Sometimes I'm not around my dev environment so I can't run the python script manually, but will run it once a day until I can automate this.

fjcrabiffosse commented 6 years ago

Awesome!

Here is a snippet of uMatrix using your malware list.

409H commented 6 years ago

@fjcrabiffosse Awesome!

Steven Black (in this issue for a similar list I maintain - https://github.com/409H/EtherAddressLookup/issues/203) is consuming and putting into a hosts file on his repo - https://github.com/StevenBlack/hosts/blob/master/readme.md

Perhaps we could open a communication channel with the both of you and discuss things further?

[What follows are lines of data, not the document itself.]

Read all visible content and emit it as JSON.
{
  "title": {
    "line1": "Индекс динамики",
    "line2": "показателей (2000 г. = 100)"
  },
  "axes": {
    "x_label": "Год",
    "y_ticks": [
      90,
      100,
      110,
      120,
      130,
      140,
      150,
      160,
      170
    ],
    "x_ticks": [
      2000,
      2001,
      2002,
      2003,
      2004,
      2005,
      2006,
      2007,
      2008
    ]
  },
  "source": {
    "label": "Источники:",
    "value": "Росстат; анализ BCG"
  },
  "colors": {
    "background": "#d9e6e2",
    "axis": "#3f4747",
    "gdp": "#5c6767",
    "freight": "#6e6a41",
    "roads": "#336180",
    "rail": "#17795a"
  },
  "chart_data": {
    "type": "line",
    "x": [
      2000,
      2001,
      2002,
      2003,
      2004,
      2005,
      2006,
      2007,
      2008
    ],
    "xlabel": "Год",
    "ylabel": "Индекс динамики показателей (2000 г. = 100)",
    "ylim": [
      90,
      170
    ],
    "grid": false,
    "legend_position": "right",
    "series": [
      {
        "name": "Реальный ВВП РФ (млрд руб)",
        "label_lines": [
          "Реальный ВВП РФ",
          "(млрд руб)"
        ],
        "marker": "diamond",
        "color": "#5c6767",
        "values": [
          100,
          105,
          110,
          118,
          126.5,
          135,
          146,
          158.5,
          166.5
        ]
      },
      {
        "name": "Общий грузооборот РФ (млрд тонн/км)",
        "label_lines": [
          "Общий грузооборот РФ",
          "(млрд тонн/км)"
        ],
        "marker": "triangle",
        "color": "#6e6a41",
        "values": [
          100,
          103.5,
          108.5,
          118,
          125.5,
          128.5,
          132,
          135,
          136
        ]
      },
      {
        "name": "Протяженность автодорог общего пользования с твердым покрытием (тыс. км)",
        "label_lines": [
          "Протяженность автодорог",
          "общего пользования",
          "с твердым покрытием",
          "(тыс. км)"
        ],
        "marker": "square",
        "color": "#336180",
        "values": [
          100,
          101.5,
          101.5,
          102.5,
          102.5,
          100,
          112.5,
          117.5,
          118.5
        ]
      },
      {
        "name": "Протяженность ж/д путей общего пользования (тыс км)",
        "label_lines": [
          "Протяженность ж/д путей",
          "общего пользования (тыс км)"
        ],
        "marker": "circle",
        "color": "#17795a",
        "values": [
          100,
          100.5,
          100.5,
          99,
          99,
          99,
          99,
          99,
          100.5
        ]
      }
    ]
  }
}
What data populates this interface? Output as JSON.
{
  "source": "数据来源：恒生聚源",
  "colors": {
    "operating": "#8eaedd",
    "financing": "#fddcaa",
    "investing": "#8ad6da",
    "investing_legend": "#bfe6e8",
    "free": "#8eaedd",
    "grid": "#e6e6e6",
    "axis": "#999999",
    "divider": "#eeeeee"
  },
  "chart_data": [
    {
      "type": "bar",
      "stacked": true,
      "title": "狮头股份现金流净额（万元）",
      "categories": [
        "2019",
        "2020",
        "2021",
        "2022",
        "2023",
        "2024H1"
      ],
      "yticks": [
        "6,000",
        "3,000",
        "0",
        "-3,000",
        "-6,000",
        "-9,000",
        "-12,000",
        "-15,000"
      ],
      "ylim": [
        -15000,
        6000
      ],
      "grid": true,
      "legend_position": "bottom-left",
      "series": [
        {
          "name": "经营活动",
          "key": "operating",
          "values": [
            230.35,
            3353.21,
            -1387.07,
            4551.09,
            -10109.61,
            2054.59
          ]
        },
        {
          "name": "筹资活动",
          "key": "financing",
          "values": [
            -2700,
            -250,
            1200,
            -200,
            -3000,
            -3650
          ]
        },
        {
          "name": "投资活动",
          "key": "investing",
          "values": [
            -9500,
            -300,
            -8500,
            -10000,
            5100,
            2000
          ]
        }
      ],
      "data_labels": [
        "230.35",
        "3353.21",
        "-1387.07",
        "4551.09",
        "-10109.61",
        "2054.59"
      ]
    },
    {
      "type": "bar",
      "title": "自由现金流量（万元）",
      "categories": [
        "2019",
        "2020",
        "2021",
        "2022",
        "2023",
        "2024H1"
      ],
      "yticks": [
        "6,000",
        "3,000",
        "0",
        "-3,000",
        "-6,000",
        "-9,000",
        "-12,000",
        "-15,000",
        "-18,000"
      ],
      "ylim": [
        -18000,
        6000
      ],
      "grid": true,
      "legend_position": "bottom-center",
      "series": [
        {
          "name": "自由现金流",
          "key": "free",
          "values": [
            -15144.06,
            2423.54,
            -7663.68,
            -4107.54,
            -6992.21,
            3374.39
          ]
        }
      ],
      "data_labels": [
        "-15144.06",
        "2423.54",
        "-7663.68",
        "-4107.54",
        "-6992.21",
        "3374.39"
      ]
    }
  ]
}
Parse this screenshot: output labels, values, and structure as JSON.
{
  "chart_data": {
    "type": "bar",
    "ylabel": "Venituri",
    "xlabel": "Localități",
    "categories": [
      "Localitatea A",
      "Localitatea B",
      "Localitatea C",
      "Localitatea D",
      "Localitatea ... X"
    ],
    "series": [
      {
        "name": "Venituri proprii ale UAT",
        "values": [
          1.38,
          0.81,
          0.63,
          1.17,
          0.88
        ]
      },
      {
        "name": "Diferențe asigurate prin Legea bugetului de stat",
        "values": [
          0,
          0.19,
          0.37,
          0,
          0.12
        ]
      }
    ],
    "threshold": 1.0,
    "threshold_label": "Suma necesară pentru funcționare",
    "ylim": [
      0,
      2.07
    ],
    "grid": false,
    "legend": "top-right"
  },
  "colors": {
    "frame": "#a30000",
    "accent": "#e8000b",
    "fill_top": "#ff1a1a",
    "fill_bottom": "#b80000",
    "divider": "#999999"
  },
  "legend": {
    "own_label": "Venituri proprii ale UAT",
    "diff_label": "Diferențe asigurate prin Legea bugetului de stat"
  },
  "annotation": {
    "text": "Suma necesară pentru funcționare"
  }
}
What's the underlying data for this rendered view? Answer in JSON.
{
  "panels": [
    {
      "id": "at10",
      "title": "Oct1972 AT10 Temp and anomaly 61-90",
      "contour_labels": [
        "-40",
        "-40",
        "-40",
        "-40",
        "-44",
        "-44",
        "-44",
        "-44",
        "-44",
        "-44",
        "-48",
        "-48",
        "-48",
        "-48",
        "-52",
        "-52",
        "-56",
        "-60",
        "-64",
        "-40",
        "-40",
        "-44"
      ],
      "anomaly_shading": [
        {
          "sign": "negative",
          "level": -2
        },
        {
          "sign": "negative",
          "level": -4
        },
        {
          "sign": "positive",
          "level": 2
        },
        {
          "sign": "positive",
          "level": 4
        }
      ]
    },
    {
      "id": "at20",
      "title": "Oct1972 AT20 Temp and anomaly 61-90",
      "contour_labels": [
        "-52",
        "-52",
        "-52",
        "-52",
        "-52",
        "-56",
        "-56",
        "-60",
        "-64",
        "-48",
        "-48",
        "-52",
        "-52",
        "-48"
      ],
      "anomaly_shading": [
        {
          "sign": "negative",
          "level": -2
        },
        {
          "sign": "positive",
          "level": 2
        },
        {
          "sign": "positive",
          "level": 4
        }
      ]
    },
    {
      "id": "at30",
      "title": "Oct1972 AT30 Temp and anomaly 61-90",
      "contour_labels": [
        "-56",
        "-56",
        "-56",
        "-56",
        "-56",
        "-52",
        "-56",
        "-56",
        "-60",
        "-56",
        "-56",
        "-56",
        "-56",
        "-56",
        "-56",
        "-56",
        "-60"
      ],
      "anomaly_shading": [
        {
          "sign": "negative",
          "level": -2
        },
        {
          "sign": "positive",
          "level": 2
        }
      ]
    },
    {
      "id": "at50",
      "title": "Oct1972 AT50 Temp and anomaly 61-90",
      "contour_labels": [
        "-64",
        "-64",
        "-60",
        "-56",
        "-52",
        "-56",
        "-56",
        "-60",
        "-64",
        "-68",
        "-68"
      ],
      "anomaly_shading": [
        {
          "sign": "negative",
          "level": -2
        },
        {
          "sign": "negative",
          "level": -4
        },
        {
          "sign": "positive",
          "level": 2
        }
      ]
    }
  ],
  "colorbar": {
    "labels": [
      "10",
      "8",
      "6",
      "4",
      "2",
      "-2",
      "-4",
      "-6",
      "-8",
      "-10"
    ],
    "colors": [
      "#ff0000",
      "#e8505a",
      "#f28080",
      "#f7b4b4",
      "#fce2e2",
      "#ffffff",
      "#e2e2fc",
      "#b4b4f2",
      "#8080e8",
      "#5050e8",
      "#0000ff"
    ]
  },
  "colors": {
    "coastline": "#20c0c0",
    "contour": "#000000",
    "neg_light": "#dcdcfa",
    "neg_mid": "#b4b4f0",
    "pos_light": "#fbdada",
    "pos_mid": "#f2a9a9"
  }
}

fjcrabiffosse commented 6 years ago

Sorry for the delay, was a bit busy these past days. Steven Black's aggregated hosts files are incredibly useful, I use them myself. Adding the eth phising list to them would be great as it could help protect a much wider user base. I would be happy to collaborate in any way I can help.

kumavis commented 6 years ago

@fjcrabiffosse glad you find the list useful, tho i suggest that whatever tool is updating the list and setting the hosts file should do the conversion from json to hosts.txt format

it doesnt really make sense for us to store and maintain a list in 2 formats

trn1ty commented 2 years ago

@fjcrabiffosse Is there a license on the Python code you shared?

fjcrabiffosse commented 2 years ago

@fjcrabiffosse Is there a license on the Python code you shared?

BSD 3-clause license. Should give you plenty of freedom to do whatever you need to do.

trn1ty commented 2 years ago

Awesome, thanks very much! Was pessimistic about getting a response.